Peter W. Singer is a senior fellow and director of the Center for 21st Century Security and Intelligence at the Brookings Institution. His work has focused on the intersection of technology and conflict. His new book, co-authored with Allan Friedman, is Cybersecurity and Cyberwar: What Everyone Needs to Know, a comprehensive primer and narrative about evolving dynamics in the digital space.

Editor John Wihbey of Journalist’s Resource recently caught up with Singer. The following is an edited transcript

Journalist’s Resource: Why should media members learn more about cyber threats?

Peter Singer: I would argue that there is no issue that has become more important and less understood than cybersecurity. You can think about this a lot of different ways — from the importance of the field to the number of articles that have reported on it. It’s equally fascinating when you talk about the journalism side, because cybersecurity touches on so many different areas. Despite the fact that we can run down the answer to almost any question we might have, this is a space where basic terms and essential concepts that define both what’s possible and what’s proper — what’s right and wrong — are being missed, or, even worse, distorted. It’s a place where past myths and future hype weave together.

There are certain things that people believe, and have been reported, as actually having happened that have not. Then there are very real things that are ignored. We can see this in terms of how we characterize cyber threats and report on them. We see things that are overblown, where people overreact, and other very serious ones that by relative measures are not covered.

JR: For media members and their organizations, what do they need to learn more about specifically?

Peter Singer: It’s on multiple levels, and I think that’s what is not well understood. The first is: What is the training that journalists get in this area? The answer is generally “none.” And we might ask, “Why should they?” And I’m not just knocking on journalism. Seventy-percent of business executives in general — not just technology executives — have made some kind of cybersecurity decision for their company, despite the fact that no major MBA program teaches it as part of your normal management responsibilities. That same gap exists for the way we train our lawyers, our diplomats and, yes, our journalists. This is a new area that journalists need to have an awareness of.

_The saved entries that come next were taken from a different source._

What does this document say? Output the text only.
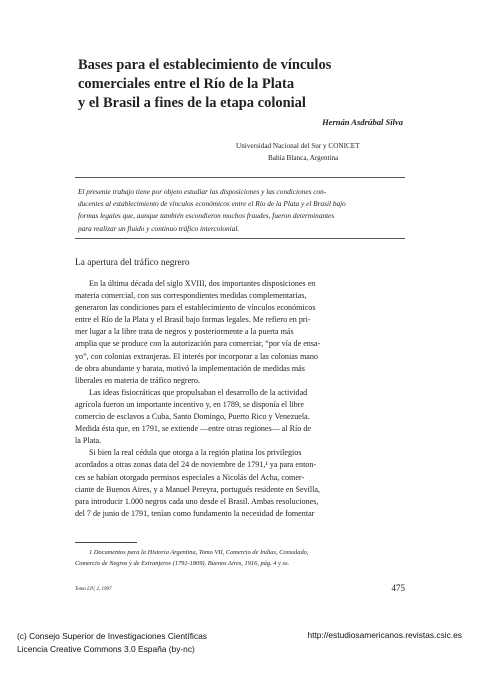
Bases para el establecimiento de vínculos
comerciales entre el Río de la Plata
y el Brasil a fines de la etapa colonial
Hernán Asdrúbal Silva
Universidad Nacional del Sur y CONICET
Bahía Blanca, Argentina
El presente trabajo tiene por objeto estudiar las disposiciones y las condiciones con-
ducentes al establecimiento de vínculos económicos entre el Río de la Plata y el Brasil bajo
formas legales que, aunque también escondieron muchos fraudes, fueron determinantes
para realizar un fluido y continuo tráfico intercolonial.
La apertura del tráfico negrero
En la última década del siglo XVIII, dos importantes disposiciones en
materia comercial, con sus correspondientes medidas complementarias,
generaron las condiciones para el establecimiento de vínculos económicos
entre el Río de la Plata y el Brasil bajo formas legales. Me refiero en pri-
mer lugar a la libre trata de negros y posteriormente a la puerta más
amplia que se produce con la autorización para comerciar, “por vía de ensa-
yo”, con colonias extranjeras. El interés por incorporar a las colonias mano
de obra abundante y barata, motivó la implementación de medidas más
liberales en materia de tráfico negrero.
Las ideas fisiocráticas que propulsaban el desarrollo de la actividad
agrícola fueron un importante incentivo y, en 1789, se disponía el libre
comercio de esclavos a Cuba, Santo Domingo, Puerto Rico y Venezuela.
Medida ésta que, en 1791, se extiende —entre otras regiones— al Río de
la Plata.
Si bien la real cédula que otorga a la región platina los privilegios
acordados a otras zonas data del 24 de noviembre de 1791,¹ ya para enton-
ces se habían otorgado permisos especiales a Nicolás del Acha, comer-
ciante de Buenos Aires, y a Manuel Pereyra, portugués residente en Sevilla,
para introducir 1.000 negros cada uno desde el Brasil. Ambas resoluciones,
del 7 de junio de 1791, tenían como fundamento la necesidad de fomentar
1 Documentos para la Historia Argentina, Tomo VII, Comercio de Indias, Consulado,
Comercio de Negros y de Extranjeros (1791-1809). Buenos Aires, 1916, pág. 4 y ss.
Tomo LIV, 2, 1997	475
(c) Consejo Superior de Investigaciones Científicas
Licencia Creative Commons 3.0 España (by-nc)
http://estudiosamericanos.revistas.csic.es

There are relevant stories in almost any field, whether you are on the crime beat, the U.S.-China relations beat, the Wall Street beat. In all of these, we see cyber issues popping up, and you can’t do a good job of reporting unless you have a basic awareness.

Second, journalists are targets. Essentially every single major American media group has been hacked in some way, shape or form. In our book, we explore the New York Times being hacked by a group based in China. It wasn’t to steal the secret recipe of the ink used at the New York Times. It was going after New York Times intellectual property of a different kind: It was to see who was talking to New York Times reporters about corruption within the Chinese political system. That same kind of targeting has happened with multiple other major news outlets.

Third, the news business is like any other kind of business, and there are basic organizational responsibilities and roles. Media organizations hold all kinds of information, including the credit card information of subscribers, which are important and targets.